この理由として、「割水」があげられます。
通常、スピリッツは蒸留した原酒を樽で熟成したりして作りますが、焼酎は原酒を水で割って出荷するものが多いのです。
出荷前に水を入れてアルコール度数を調整し、水と原酒をしっかりとなじませることで、ストレートでも刺激が強すぎない焼酎が完成します。
そしてその調整の際、アルコール度数を20〜25度まで下げます。
つまり、原酒の段階では焼酎も他のスピリッツ同様にアルコール度数が高いのですが、割水をすることで上記の度数になっているのです。
焼酎の度数別、味わいの違いを解説
焼酎には様々な度数の商品がありますが、それぞれ特徴があります。
飲み方やシーンに合わせて、適した度数をご紹介します。
割って飲むのに適した度数を知ろう
焼酎を炭酸などで割って楽しみたい、という場合は、どのような焼酎が適しているのでしょうか?
「ハイボールくらいの、あまり強くないお酒が好き」という方は、20〜25度程度の甲類焼酎を使うとよいでしょう。
25度の焼酎を1:3〜1:4で割ると、アルコール度数は5度前後となり、ハイボールの一般的な度数に近くなります。
また、甲類焼酎は味の癖が少なく、リーズナブルなのが特徴。
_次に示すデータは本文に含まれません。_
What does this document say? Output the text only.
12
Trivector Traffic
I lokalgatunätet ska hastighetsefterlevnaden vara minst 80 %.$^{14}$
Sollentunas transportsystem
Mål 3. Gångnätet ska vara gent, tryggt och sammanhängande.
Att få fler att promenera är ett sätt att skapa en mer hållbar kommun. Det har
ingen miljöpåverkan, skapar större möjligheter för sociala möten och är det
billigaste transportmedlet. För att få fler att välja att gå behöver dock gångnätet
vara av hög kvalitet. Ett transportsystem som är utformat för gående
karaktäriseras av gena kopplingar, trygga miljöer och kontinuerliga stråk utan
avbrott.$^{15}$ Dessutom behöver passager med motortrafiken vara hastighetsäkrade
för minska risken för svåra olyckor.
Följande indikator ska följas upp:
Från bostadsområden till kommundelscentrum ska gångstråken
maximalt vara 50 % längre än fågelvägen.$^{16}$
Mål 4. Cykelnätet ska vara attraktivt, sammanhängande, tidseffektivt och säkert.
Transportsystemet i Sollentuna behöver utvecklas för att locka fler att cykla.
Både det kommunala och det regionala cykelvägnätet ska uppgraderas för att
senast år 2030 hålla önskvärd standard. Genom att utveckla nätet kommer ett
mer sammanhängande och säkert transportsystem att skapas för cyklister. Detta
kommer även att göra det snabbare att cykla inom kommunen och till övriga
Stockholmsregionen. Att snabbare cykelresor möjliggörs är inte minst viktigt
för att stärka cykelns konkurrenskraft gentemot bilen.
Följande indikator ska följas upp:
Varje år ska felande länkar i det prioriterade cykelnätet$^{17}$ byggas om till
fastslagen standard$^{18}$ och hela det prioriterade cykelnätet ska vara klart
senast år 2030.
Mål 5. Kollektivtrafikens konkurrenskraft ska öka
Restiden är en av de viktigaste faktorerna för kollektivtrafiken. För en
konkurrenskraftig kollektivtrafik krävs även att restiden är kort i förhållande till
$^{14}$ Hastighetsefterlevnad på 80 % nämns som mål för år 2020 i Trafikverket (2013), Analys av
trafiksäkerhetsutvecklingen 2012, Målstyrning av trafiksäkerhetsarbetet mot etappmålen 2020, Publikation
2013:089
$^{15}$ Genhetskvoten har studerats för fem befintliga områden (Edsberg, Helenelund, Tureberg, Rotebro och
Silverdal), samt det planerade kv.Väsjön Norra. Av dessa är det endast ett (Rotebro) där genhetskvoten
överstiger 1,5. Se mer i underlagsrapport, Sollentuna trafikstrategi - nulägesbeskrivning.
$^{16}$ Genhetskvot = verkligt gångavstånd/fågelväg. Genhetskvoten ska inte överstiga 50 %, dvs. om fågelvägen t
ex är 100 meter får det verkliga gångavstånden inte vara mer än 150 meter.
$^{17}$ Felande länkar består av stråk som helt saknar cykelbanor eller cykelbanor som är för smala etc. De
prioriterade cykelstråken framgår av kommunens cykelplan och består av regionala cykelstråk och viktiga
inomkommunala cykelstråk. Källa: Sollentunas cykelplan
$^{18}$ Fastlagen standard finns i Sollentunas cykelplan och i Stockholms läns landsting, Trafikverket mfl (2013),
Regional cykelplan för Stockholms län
サワーや酎ハイにするのにぴったりです。
そして「40度前後のアルコール度数が高い焼酎」も、割って飲むのに適しています。
40度前後の焼酎は、原酒などアルコールや風味が強いのが特徴。そのままだと少し強すぎると感じることもあるでしょう。
そのため炭酸などで割ることで、アルコール度数が程よくなり、飲みやすくなるでしょう。
焼酎の度数ごとに適したシーンを考えてみる
アルコール度数ごとに、最適なシーンを考えてみましょう。
・20度
20度前後の焼酎は、食前酒に適しています。
食前酒は、ほどよいアルコールで胃を刺激し、食欲を高める役割があります。
そのため、食前酒として焼酎を飲む場合は、20度前後のアルコール度数が低いものを選ぶとよいでしょう。
・25度
25度前後のものは、食事と一緒に楽しむのに最適です。
アルコール度数が低すぎると、食事に味が負けてしまい、お酒の風味を楽しむことができません。しかしアルコール度数が高すぎると、食事に買ってしまい、食べているものの味を楽しむことが難しくなります。
そのため、食事と一緒に飲む場合は、25度前後の焼酎がおすすめです。
・30度以上
30度以上の比較的アルコール度数の高い焼酎は、食後酒に飲むのが良いでしょう。
食後酒は、アルコールで胃を刺激し、消化吸収を促進する役割があります。
食後は胃の中に食べ物が詰まっていますから、食前酒よりもアルコール度数が高いものが適しています。そのため、30度以上の焼酎がぴったりです。
まとめ
今回は、焼酎のアルコール度数について、他のお酒とも比較しながらみてきました。
焼酎の度数は20〜25度が主流ですが、ここ数年で「原酒」と呼ばれるアルコール度数の高いものも増えてきたため、シーンに合わせて種類や飲み方を工夫すると良いでしょう。
この記事を参考に、是非たくさんの焼酎から、ご自身に合ったものを探してみてください。